Triggering the cymbal can be done using either the handy trigger button, or using either the Edge or Mid trigger inputs. A red LED will illuminate briefly for each trigger and decay at the same rate as the audio. The two trigger input options do a great job of emulating hitting a cymbal either at the edge or in the middle, which results in a different timbre, with edge being more splashy and mid being more ‘tingy’. It’s not obvious from looking at the front panel, but if you hit both inputs simultaneously you get a third hit type, a bell emulation, resulting in a more ride cymbal-type sound. There’s also velocity input, to which you can feed a CV amount to control the strength of the strike, which also affects the physical modelling engine.
All of this makes the Crucible one of the best physical-modelling cymbal engines that I have come across, not only in modular-land, but anywhere.
A choke input allows you to emulate the choking of a cymbal using a gate input. The longer the gate, the more drastic the choking effect. By sending shorter gates you can effectively mimic quick grabs of the cymbal which don’t fully mute the decaying sound but just dampen it slightly. This is an interesting input to combine with sequencing and clocks for rhythmic effects.
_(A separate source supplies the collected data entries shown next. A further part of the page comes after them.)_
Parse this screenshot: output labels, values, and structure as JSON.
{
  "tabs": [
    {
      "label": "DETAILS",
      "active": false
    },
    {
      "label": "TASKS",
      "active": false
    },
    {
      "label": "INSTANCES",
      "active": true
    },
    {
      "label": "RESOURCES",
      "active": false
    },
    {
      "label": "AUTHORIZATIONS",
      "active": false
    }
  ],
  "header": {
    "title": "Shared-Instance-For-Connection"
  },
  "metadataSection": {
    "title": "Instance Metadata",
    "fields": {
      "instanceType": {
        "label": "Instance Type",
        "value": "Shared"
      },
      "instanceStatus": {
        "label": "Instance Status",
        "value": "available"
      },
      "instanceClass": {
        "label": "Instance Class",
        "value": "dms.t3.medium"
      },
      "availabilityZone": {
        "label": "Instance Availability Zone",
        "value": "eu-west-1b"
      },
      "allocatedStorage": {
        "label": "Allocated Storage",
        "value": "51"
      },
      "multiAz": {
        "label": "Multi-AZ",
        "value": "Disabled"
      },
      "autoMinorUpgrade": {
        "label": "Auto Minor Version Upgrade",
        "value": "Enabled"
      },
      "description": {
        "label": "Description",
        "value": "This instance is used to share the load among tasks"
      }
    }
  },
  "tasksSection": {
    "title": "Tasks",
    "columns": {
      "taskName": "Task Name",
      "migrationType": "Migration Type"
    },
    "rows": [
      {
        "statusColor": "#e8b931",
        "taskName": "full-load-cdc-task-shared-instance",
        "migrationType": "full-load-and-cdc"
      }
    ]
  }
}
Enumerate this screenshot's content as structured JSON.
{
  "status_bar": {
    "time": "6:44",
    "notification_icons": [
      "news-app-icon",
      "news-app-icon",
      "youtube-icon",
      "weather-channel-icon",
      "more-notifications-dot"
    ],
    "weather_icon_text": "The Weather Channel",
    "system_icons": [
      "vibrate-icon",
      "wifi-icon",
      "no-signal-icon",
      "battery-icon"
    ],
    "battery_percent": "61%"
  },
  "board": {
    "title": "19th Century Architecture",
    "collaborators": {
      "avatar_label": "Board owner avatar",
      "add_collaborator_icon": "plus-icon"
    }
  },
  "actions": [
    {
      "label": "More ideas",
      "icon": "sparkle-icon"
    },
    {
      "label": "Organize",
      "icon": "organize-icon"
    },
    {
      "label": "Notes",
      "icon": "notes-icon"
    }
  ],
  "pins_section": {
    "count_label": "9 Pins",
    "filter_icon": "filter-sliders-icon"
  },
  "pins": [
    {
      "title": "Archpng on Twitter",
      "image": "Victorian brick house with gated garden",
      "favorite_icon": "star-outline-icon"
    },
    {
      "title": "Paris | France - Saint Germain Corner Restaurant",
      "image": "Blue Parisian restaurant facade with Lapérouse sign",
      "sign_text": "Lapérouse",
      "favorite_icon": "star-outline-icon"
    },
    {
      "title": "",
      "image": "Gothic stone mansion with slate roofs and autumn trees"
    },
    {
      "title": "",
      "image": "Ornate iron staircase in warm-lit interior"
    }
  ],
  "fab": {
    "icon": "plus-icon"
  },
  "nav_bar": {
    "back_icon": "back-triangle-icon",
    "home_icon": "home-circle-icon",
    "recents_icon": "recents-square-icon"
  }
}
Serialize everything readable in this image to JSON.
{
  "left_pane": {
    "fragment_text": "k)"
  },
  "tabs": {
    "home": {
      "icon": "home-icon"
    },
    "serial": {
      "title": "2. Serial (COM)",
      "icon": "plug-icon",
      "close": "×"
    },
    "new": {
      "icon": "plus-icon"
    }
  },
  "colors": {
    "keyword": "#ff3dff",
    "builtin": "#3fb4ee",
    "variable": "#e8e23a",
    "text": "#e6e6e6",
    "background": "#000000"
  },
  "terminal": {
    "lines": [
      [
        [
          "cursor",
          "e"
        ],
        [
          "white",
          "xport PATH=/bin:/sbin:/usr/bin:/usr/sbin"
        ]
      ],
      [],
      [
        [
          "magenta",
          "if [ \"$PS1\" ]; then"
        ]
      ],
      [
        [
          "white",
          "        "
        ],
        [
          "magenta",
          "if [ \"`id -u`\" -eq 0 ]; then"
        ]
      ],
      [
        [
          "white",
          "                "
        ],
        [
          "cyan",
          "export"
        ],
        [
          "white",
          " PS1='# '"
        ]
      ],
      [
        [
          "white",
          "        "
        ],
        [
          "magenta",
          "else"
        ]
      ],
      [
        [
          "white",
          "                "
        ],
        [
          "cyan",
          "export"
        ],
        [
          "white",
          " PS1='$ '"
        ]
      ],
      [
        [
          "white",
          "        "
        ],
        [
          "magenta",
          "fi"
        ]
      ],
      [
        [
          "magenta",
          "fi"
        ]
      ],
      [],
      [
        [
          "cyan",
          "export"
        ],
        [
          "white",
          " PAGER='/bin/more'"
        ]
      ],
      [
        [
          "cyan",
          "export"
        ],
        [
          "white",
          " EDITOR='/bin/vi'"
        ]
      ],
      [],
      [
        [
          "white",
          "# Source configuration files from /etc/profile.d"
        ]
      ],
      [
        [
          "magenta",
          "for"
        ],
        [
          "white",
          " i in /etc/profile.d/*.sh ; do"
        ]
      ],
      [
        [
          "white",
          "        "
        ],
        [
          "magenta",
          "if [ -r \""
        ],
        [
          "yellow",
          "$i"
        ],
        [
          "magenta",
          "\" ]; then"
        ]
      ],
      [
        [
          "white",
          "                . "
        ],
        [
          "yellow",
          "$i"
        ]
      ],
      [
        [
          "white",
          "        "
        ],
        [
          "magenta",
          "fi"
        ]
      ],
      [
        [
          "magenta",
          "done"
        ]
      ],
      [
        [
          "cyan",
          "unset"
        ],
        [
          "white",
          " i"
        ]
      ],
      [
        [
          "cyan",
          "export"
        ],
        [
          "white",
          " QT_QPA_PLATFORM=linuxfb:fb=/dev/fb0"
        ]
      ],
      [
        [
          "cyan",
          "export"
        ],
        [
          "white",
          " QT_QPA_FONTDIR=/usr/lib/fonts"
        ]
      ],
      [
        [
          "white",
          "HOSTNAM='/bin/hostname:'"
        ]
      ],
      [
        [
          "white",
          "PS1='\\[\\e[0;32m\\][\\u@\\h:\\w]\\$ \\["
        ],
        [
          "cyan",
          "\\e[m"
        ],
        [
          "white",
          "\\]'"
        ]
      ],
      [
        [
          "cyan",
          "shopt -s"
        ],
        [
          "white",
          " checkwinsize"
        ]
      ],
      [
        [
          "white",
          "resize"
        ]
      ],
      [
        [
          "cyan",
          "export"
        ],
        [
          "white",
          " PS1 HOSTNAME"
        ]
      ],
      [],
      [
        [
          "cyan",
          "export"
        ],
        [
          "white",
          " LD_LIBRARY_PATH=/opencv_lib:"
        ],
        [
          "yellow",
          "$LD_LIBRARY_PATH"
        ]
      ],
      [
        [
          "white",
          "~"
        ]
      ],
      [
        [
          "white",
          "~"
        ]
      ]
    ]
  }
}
There is a final input jack that isn’t something you’d expect on a drum module. This audio input allows you to use any signal as an exciter to the cymbal engine. This is, in my furtive imagination at least, somewhat akin to screaming so loudly at a cymbal that it starts to resonate on its own. The results range from everlasting cymbal washes to almost comb filter-like drone effects.
The Crucible sounds excellent. The range of cymbal sounds is substantial. It can cover crash cymbals, ride cymbals, open and closed hi-hats and many types of metallic percussion. The synthesis engine is impressive. No VCAs are used. Cymbal decay is a natural by-product of the physical modelling and sounds can decay over minutes, if so desired. As well as delivering extremely realistic cymbal sounds, the engine also gives you the opportunity to push parameters into unrealistic territory, resulting in the weird and wonderful. I did notice, at some settings, a tendency for high-pitched fundamental frequencies to be rather too dominant, causing piercing high-frequency sine waves to stand out, but some gentle massaging of the parameters generally mitigated the problem. It’s not just for realistic cymbals either. At certain settings, analogue-sounding hi-hats and cymbals are also possible.
All of this makes the Crucible one of the best physical-modelling cymbal engines that I have come across, not only in modular-land, but anywhere. The range of sounds is huge, and with extensive CV control and the external input to excite the engine, the potential for interesting and unusual sounds is splendid. If you’re a fan of drum synthesis, I urge you to check it out.